Halina took a deep breath and held it. Surero couldn’t help but stare at her. She returned the stare with a smile and a long, slow exhale.

“There are more people here than ever, aren’t there?” he asked.

Her face serious and solemn, she replied, “More than ever, yes.”

“And at the canal site, at the quayside,” he whispered, leaning across the table toward her, “more undead.”

She closed her eyes at the sound of that last word but didn’t back away. Surero still leaned forward. He looked at her, at the smoothness of her skin stretched tight against her high, aristocratic cheekbones, at the simplicity of her, the purity of her. He drank her in.

“If only I could tell you how—” she said, but stopped herself.

“You can help us,” he whispered. “You can help us all.” She shook her head but said, “Yes.” “Will you?”

She closed her eyes and sat very still for a long time, and Surero let her, but he never took his eyes from her face.

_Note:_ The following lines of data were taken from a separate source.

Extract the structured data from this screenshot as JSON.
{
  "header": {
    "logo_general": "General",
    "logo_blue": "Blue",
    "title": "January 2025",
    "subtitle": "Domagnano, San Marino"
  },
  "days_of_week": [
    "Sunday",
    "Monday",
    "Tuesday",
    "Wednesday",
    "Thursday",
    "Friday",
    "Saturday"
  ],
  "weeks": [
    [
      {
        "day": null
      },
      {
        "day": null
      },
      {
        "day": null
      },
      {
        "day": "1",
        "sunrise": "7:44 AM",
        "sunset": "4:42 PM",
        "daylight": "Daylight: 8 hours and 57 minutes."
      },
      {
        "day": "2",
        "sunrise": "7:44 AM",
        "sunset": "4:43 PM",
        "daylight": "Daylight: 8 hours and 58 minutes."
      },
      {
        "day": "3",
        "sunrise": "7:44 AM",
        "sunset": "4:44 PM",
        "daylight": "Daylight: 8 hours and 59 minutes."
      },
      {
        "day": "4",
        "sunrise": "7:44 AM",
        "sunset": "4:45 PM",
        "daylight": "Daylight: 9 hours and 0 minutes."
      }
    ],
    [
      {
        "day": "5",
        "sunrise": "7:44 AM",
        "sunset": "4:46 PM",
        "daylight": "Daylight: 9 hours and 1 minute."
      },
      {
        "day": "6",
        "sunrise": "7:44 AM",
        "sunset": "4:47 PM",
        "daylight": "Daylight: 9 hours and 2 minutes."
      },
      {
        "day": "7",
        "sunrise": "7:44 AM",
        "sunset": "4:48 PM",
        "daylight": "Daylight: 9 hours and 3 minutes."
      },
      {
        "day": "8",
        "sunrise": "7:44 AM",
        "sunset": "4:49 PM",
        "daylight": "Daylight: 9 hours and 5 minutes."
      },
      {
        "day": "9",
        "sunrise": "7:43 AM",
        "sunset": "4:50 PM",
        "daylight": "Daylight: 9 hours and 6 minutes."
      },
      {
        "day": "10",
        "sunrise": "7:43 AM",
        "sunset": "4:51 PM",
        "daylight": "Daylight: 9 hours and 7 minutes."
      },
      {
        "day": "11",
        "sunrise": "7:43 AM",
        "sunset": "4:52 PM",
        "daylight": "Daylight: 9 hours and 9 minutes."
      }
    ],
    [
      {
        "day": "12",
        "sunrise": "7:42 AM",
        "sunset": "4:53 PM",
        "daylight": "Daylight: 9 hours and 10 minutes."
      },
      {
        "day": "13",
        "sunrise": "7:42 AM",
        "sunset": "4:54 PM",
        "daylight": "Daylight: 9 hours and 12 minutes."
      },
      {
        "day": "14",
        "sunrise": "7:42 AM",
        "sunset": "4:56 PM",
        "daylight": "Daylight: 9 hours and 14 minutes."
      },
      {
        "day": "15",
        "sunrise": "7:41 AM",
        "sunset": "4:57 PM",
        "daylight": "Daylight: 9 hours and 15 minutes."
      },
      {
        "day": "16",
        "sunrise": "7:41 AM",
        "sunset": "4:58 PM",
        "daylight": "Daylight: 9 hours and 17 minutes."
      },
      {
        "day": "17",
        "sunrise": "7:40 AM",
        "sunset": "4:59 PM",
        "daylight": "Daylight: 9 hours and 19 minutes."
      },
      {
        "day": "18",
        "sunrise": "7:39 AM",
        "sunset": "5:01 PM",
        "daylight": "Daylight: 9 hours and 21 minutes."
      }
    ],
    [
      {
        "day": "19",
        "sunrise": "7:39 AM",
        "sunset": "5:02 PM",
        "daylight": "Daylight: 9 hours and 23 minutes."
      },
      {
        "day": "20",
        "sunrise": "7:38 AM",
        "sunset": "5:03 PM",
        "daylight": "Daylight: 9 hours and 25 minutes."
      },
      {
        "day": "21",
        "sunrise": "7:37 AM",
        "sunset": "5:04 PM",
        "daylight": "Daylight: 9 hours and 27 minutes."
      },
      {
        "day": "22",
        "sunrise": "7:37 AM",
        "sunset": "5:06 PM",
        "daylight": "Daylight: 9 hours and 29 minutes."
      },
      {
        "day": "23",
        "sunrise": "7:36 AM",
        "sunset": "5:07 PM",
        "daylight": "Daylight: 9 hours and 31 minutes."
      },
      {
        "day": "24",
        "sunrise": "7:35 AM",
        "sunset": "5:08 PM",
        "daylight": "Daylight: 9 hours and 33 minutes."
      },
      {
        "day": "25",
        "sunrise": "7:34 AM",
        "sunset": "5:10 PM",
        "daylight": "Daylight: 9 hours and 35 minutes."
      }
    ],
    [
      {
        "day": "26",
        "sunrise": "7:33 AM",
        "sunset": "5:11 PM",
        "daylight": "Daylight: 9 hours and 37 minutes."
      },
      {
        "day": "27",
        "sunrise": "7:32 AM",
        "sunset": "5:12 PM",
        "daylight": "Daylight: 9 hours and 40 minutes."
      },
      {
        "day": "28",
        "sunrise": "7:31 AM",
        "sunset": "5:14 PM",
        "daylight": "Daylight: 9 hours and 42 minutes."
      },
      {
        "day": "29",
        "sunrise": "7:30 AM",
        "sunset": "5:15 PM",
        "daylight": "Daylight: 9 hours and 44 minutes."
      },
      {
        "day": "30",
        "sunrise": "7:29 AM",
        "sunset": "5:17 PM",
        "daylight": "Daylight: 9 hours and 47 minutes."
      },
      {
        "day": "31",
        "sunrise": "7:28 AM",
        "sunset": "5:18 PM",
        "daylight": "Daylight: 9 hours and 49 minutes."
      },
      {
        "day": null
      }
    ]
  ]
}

“The sisters have discussed this,” she said finally, her voice so quiet he barely heard her from scant inches away, “but they are reluctant to take sides in a city so continuously

damaged from people taking sides. And the new ransar—” Again, she stopped herself from completing a thought he could tell was too painful for her, personally, to follow through on. “But I will try.”

19_

8Kythorn, the Year of the Unstrung Harp (1371 DR) Third Quarter, Innarlith

I^hyrea could see the gleaming minarets of the Palace of Many Spires glittering in the bright sunshine long before her coach passed though the south gate into the city proper. Staring at it gave her at least a lame excuse not to make eye contact with the nameless—at least, he hadn’t given her his name—black firedrake Pristoleph had sent to watch over her on her journey from Firesteap Citadel.

The strange man in his black armor held a short spear across his lap. He breathed heavily through his nose-sniffing really more than inhaling—but otherwise made no sound. She thought he smelled of charcoal or brimstone, as though he’d spent long periods of time sitting around a campfire.